Saverio Mercadante, auteur d'un "autre" ballo.


(Il ne sera pas question ici de l’opéra de Auber, Gustave III ou Le Bal masqué, également monté cette saison par le valeureux Théâtre de Metz, puisqu’il fait l’objet d’une présentation particulière.)

On le sait moins aujourd’hui mais à l’époque de Verdi, le pauvre roi de Suède avait déjà dû changer deux fois de costume !  En effet, en 1841, le compositeur Vincenzo Gabussi créait un opéra sur le même sujet… mais soigneusement travesti en Clemenza di Valois !  La Suède du XVIIIe siècle devenait la France au temps des Croisades (!), le roi assassiné, un comte d’Arles !

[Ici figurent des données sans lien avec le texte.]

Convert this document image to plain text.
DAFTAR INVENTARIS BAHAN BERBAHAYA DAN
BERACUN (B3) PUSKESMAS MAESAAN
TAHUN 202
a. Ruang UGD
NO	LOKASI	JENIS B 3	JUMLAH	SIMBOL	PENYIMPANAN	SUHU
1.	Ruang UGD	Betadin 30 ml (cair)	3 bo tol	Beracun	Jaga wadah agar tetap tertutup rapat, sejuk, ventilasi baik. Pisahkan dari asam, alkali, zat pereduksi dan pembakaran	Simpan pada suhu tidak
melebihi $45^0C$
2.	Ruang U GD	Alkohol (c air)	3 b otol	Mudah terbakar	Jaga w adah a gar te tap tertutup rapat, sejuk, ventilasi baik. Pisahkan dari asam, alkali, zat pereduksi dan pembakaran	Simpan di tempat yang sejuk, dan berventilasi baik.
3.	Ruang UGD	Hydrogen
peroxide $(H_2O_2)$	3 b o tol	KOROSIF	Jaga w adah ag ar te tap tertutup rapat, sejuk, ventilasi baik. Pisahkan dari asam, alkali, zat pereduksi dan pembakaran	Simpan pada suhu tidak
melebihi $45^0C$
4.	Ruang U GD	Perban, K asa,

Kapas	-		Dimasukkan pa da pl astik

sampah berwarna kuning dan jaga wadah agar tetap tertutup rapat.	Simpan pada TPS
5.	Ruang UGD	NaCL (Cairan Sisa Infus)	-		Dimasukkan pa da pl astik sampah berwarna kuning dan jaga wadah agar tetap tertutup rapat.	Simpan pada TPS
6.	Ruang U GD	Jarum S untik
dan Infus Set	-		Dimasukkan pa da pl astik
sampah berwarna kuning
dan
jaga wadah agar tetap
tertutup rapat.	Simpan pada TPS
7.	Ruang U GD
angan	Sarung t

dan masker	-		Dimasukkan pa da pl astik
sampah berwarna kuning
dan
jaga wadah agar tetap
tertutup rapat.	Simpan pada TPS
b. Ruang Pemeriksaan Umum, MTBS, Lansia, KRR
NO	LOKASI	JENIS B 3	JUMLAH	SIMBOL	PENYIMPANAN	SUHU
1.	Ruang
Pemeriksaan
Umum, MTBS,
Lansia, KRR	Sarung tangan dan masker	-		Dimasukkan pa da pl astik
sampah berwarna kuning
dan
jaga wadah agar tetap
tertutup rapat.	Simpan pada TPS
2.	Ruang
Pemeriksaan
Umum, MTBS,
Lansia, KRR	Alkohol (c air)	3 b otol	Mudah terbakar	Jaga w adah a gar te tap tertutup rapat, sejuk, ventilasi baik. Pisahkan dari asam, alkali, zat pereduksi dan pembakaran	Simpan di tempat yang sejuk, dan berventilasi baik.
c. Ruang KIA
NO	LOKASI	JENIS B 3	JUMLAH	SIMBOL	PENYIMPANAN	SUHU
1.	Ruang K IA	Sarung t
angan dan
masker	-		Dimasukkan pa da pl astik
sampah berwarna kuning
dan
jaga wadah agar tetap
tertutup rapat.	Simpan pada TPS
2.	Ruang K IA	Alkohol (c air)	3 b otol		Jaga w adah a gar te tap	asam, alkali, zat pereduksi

Ce n’est pas fini, le compositeur Saverio Mercadante (1895-70), fort estimé à son époque, donnait en 1843, à Turin, Il Reggente, et là, Gustave perdait ses fines dentelles Louis XV pour s’engoncer dans l’austère « fraise » du XVe siècle. L’Ecosse remplaçait la Suède, une sorte de personnage régnant se faisait tout de même assassiner dans un bal masqué, mais c’était d’une part un simple comte, et d’autre part un obscur « régent », et donc pas un véritable monarque !

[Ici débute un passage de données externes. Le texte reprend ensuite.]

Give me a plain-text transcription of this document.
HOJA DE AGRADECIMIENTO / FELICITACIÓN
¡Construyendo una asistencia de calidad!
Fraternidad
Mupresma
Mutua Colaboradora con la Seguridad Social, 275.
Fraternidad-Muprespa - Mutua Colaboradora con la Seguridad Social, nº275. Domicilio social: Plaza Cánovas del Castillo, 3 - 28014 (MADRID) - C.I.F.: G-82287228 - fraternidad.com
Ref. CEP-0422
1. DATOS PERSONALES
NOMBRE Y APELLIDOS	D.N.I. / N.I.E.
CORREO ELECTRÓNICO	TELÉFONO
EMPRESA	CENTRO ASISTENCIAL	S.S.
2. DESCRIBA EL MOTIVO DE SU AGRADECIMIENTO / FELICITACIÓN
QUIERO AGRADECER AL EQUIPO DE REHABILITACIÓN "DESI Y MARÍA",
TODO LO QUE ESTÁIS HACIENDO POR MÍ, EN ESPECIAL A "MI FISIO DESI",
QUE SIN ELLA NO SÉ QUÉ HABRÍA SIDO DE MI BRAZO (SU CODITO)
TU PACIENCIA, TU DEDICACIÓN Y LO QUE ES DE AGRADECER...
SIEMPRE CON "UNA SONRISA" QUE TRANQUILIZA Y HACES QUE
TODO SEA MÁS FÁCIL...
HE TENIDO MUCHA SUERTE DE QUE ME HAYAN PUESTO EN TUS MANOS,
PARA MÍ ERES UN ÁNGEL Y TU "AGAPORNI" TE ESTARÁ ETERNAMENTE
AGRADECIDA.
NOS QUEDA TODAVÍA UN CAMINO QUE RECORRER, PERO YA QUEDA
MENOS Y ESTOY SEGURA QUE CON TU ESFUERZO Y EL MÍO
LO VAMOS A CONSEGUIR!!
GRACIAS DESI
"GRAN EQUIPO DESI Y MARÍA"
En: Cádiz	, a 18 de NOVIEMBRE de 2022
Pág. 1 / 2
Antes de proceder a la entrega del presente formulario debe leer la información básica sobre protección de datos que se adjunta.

Enfin, le destin n’a pas permis la version qu’un « Grand » faillit mettre en musique en 1834, un an après celui d’Auber…il s’appelait Vincenzo Bellini.

Clemenza di Valois
(1841)

Gaetano Rossi (né en 1774) est l’auteur du livret de Clemenza di Valois : on dit qu’il écrivit plus de cent-vingts livrets, à partir du premier, pour Giovanni Simone Mayr en 1798, jusqu’à son décès en 1855. S’il ne s’est pas taillé une réputation de spécialiste d’une école comme Cammarano, il n’en restait pas moins un habile préparateur de terrain pour le génie des compositeurs, puisque l’on compte parmi ses livrets bon nombre d’opéras estimés. On retiendra, pour Rossini d’abord, Tancredi et Semiramide et ensuite pour Donizetti : Maria Padilla, belle histoire avec une poignante folie du ténor et la naïve mais charmante Linda di Chamounix.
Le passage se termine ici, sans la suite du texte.